The pitch is always the same.
Central Bank Digital Currencies are faster. They're cheaper to administer than physical cash. They extend financial access to the unbanked. They reduce friction in cross-border payments. In some versions of the pitch, they'll even help fight climate change — because programmable money can be restricted from purchasing things the issuing authority deems carbon-intensive.
That last part usually gets buried. Let's dig it up.
What Programmable Money Actually Is
A CBDC issued by a central bank is not just a digital version of the dollar or the pound. It is a bearer instrument with built-in conditionality. Unlike physical cash — which can be exchanged between consenting parties with no intermediary and no record — a CBDC transaction is recorded on infrastructure controlled by the issuing authority. Every transaction. Every time.

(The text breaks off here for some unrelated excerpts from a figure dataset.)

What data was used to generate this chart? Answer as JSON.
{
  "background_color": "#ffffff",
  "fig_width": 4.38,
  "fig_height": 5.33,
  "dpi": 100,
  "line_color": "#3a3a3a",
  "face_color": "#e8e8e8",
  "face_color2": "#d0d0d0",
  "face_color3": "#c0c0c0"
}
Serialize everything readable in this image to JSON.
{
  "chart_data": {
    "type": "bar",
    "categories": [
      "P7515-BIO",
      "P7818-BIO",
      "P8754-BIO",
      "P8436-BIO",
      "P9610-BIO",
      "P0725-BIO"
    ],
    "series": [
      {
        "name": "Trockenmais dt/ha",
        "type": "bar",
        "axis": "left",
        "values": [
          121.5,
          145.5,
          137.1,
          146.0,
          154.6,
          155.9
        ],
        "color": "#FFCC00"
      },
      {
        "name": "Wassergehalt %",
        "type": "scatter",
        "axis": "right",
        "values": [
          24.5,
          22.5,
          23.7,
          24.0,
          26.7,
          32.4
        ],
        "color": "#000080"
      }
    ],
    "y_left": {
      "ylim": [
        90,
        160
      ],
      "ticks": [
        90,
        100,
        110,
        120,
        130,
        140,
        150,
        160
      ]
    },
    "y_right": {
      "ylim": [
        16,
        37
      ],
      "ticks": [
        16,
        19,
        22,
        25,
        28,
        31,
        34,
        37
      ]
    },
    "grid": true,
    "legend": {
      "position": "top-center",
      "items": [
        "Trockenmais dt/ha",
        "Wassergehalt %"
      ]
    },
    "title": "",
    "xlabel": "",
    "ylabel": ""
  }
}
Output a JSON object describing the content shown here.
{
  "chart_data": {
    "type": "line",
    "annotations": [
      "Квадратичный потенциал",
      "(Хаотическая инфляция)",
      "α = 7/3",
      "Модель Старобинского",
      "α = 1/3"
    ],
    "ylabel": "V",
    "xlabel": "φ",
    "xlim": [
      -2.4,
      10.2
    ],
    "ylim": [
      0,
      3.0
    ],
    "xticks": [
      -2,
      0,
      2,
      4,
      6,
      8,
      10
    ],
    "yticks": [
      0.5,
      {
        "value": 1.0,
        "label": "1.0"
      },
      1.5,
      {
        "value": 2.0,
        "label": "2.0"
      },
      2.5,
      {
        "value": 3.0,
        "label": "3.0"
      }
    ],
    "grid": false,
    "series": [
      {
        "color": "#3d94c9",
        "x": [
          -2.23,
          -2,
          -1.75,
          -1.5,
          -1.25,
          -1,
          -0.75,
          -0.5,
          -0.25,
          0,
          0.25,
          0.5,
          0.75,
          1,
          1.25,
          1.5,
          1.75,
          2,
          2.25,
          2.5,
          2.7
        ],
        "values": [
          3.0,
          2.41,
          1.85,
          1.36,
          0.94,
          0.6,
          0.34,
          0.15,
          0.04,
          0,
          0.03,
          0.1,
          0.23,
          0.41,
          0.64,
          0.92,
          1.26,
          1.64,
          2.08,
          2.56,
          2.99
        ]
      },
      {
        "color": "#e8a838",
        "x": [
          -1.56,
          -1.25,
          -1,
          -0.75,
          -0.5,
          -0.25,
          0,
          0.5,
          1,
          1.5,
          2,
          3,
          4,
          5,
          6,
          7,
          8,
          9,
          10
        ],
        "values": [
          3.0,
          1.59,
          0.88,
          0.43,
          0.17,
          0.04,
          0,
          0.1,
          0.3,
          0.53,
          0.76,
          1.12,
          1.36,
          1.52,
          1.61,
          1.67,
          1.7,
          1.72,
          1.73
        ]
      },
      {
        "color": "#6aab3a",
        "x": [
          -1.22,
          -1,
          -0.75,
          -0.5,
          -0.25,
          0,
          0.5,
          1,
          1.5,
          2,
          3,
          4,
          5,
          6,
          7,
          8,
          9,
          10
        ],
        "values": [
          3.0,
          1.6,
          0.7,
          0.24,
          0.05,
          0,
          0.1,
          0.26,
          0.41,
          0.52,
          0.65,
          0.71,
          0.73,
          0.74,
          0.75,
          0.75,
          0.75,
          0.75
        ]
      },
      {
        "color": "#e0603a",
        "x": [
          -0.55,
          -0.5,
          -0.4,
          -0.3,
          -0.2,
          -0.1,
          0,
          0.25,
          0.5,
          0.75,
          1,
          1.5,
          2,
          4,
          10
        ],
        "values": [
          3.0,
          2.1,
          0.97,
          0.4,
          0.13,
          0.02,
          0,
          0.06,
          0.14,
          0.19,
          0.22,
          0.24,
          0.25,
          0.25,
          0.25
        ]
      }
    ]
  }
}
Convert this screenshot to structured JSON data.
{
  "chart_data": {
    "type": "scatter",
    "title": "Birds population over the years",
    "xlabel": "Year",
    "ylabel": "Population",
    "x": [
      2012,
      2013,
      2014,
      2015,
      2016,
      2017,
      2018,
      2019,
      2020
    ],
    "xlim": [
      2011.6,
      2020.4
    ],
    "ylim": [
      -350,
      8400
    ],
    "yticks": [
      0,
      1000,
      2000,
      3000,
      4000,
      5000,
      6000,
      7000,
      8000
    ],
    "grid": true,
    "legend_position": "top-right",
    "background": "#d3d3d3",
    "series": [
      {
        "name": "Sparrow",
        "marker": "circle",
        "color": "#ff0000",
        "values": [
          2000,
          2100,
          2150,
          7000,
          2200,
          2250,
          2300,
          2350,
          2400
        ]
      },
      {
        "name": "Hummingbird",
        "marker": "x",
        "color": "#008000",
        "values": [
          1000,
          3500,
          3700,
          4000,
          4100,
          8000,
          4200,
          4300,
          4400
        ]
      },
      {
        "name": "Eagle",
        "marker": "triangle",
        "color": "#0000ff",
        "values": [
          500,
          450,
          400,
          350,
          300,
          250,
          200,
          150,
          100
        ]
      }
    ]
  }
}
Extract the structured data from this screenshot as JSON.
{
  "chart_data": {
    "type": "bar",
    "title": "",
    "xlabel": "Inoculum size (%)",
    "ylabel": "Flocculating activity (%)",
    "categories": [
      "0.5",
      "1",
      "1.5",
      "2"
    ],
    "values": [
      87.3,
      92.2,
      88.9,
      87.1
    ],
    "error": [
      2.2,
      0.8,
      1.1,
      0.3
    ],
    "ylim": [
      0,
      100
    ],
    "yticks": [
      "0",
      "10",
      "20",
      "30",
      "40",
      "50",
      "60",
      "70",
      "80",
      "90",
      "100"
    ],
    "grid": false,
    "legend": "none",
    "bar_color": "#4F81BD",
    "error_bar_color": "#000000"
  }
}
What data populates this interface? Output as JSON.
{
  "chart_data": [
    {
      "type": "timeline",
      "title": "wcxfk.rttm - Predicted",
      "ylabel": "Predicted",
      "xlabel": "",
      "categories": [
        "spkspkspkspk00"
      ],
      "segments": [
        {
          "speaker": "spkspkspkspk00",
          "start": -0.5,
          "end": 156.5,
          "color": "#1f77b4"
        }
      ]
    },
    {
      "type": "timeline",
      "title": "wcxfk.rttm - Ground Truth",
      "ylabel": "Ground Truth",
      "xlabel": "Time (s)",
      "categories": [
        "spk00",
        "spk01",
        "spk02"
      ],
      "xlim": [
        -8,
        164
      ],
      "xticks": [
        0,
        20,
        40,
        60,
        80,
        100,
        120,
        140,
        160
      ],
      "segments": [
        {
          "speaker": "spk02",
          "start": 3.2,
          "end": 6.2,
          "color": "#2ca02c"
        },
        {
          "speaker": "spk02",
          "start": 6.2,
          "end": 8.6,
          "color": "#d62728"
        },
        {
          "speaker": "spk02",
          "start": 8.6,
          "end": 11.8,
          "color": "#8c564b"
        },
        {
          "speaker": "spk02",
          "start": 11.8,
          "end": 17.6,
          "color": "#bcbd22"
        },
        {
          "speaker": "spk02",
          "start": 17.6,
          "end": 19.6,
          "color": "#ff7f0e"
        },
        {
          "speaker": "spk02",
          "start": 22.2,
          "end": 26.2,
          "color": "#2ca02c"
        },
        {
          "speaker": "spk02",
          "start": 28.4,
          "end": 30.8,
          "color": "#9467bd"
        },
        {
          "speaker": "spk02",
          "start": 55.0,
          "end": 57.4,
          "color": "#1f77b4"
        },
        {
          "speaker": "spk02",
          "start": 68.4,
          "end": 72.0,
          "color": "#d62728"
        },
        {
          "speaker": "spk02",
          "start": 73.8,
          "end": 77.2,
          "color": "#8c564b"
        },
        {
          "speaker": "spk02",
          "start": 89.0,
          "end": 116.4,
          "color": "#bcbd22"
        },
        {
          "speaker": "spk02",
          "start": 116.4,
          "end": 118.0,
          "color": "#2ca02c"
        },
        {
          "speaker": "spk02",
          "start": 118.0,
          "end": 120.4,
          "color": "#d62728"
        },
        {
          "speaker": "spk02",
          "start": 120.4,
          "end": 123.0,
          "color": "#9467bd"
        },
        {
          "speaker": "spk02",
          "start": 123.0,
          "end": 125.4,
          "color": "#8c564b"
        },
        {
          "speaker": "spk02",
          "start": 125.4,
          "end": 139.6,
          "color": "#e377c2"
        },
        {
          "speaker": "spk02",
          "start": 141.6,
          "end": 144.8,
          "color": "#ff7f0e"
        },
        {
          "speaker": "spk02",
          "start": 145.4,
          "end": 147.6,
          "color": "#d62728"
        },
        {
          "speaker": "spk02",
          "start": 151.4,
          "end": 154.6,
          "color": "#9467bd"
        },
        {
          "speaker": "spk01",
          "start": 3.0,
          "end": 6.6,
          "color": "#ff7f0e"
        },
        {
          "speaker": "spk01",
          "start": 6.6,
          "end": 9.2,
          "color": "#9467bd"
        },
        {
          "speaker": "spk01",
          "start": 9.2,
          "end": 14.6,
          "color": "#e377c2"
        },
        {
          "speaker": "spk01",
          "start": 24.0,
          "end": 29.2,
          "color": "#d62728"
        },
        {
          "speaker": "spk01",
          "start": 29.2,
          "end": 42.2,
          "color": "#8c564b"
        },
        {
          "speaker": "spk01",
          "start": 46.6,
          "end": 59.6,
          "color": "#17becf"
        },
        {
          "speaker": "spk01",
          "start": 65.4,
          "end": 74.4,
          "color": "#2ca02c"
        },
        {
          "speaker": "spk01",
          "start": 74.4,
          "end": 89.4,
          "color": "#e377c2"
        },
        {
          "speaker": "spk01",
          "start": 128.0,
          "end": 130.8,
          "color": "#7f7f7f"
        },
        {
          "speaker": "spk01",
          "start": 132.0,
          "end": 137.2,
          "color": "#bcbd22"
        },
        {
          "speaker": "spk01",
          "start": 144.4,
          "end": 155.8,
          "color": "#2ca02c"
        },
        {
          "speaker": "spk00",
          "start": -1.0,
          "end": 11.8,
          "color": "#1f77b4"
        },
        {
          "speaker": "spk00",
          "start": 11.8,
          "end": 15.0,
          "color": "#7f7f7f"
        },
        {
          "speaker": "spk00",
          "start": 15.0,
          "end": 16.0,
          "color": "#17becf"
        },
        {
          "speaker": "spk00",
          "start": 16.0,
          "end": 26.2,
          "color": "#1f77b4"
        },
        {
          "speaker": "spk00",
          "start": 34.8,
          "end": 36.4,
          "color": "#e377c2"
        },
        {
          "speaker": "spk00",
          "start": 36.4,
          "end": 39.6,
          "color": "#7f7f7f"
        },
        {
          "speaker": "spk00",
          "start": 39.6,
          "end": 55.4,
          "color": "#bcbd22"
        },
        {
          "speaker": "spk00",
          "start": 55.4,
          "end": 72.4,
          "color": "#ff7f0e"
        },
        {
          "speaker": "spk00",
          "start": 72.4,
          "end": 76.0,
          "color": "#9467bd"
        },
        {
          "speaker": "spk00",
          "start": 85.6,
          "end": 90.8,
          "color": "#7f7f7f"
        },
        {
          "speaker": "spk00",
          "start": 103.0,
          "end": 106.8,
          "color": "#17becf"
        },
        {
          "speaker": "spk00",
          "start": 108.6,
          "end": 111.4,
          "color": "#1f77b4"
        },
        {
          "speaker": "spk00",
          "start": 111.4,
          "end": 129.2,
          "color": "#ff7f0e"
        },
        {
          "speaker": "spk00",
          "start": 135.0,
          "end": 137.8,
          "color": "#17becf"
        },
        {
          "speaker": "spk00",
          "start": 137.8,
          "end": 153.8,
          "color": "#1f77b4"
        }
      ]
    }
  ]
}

More importantly: programmable currency can be issued with rules attached. An expiration date, so it must be spent within a certain window. A geographic restriction, so it cannot be used outside a designated area. A category restriction, so it cannot be spent on designated goods. A behavior condition, so it is suspended if the holder's social credit profile, tax status, or compliance record triggers a flag.
None of this is hypothetical. The technical infrastructure for all of it exists. Multiple CBDC pilot programs — China's digital yuan being the most advanced — have already implemented expiring currency as a stimulus mechanism.
The Surveillance Architecture
The existing financial surveillance system is already extensive. Bank Secrecy Act requirements, FinCEN reporting, SWIFT monitoring, and credit card transaction data give the federal government meaningful visibility into individual financial behavior. But there are gaps. Cash fills those gaps.
A CBDC closes them.
With fully digital sovereign currency, there is no transaction that falls outside the view of the issuing authority. The question of whether the government can see what you're buying stops being a function of whether you chose to use cash. It becomes a default condition of participating in the economy.
The Financial Inclusion Cover Story
The financial inclusion argument is real in a narrow sense — there are underbanked populations who would benefit from easier access to digital payments infrastructure. But financial inclusion does not require a CBDC. It requires expanding access to existing banking infrastructure, reducing barriers to account opening, and building out payment rails that don't charge the poor 10% in fees to cash a check.
None of that requires the central bank to issue programmable surveillance currency. The inclusion framing exists because it is rhetorically difficult to oppose. Nobody wants to be against financial inclusion for the poor. That's the point.
The Correct Question
The correct question to ask about any proposed CBDC is not "what does it enable for users?" It is: "what does it enable for the issuer?"
And the answer, in every case, is the same: total visibility into individual economic behavior, and the technical capacity to restrict, condition, or revoke economic participation at the administrative level.
That is not a payment innovation. It is the most significant expansion of state financial control in the history of modern banking — packaged as a fintech upgrade.
Pay attention to what is being built.